According to Reuters, subsidiaries at major banks could see capital requirements fall by about 27 percent, about $213 bn in total, while the eSLR at the holding company level is estimated to drop by around $13 bn (less than 2 percent).
A recent analysis by the Financial Times noted that this deregulation wave is being driven by proponents who argue that the post-2008 capital regime constrained lending and economic growth. While the changes are framed as supporting growth, they carry significant implications for the risk posture of the US banking system. Capital buffers introduced after the financial crisis were designed to strengthen resilience. Reducing them shifts how banks, markets and regulators must manage systemic risk.
What this means for GRC execs
For governance, risk and compliance teams, deregulation does not reduce responsibility. Instead, lighter regulatory constraints heighten the need for stronger internal discipline. With thinner mandatory capital buffers, banks must ensure that internal risk controls, stress-testing frameworks and capital-planning processes are rigorous enough to compensate for reduced supervisory guardrails.
GRC teams will need to reassess assumptions around liquidity, credit exposures and operational vulnerabilities. Scenario analysis must incorporate the possibility that institutions could face stress with less loss-absorbing capacity. Boards will expect clearer reporting on how the institution’s risk profile shifts under the new rules, meaning GRC functions must deliver more precise and forward-looking risk insights.
Deregulation also affects third-party oversight. As banks adjust balance-sheet strategies or pursue new business lines under looser constraints, downstream effects will flow to fintech partners, broker-dealer affiliates and payment processors. GRC teams across the financial ecosystem will need to revisit vendor-risk frameworks, focusing on resilience, contractual safeguards and contingency planning.
In essence, deregulation shifts more responsibility from regulators to institutions. GRC functions become central to demonstrating that organizations can manage risk responsibly without relying heavily on prescriptive capital rules.
The ripple effect
Although the SEC does not supervise bank capital requirements, the agency plays a critical market-oversight role. When banks operate with less capital, volatility can increase across funding markets, securities financing, lending and market-making activities – all of which intersect with SEC-regulated entities.

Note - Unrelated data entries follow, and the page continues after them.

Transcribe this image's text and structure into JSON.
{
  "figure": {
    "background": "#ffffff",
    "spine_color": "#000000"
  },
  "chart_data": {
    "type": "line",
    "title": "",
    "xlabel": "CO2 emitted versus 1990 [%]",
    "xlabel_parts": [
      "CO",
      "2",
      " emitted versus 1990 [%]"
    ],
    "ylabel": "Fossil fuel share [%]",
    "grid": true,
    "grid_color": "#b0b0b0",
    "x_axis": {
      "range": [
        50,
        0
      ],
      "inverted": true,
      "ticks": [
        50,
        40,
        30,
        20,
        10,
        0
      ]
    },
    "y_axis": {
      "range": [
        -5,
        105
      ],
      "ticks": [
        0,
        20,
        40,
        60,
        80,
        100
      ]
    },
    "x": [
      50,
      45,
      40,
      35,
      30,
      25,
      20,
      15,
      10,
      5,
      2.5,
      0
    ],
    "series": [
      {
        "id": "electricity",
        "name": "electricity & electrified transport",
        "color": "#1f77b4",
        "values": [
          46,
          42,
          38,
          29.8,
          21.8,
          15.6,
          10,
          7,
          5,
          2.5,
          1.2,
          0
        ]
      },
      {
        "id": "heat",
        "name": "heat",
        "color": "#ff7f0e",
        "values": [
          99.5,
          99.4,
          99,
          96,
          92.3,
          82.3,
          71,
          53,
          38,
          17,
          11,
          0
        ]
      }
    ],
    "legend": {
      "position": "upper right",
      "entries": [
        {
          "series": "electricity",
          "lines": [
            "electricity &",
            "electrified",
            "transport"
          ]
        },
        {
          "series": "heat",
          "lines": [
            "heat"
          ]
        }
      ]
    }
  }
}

The SEC is likely to intensify scrutiny of how publicly listed banks and broker-dealers disclose risks related to capital adequacy, liquidity and counterparty exposures. Firms may face deeper reviews of internal controls, governance processes and the accuracy of issuer filings. In an environment of lighter prudential rules, transparency becomes one of the SEC’s primary tools for safeguarding markets.
The SEC may also increase attention on systemic-risk channels linked to repo markets, treasury trading and securities lending – areas influenced by bank balance-sheet capacity. Market-structure oversight could evolve as regulators monitor how reduced capital affects trading behavior and funding stability.
Looking ahead
Although politically framed as a growth-oriented shift, US bank deregulation introduces a more complex landscape for GRC professionals and the SEC. Lighter capital rules do not diminish the need for strong risk management. Instead, they elevate it. Institutions must demonstrate more robust governance, sharper risk reporting and stronger operational discipline to compensate for fewer prescriptive requirements.
For GRC teams, the next phase will be defined not by fewer rules but by greater expectations. For the SEC, disclosure quality and market oversight will become even more important as banking risks increasingly flow into capital markets.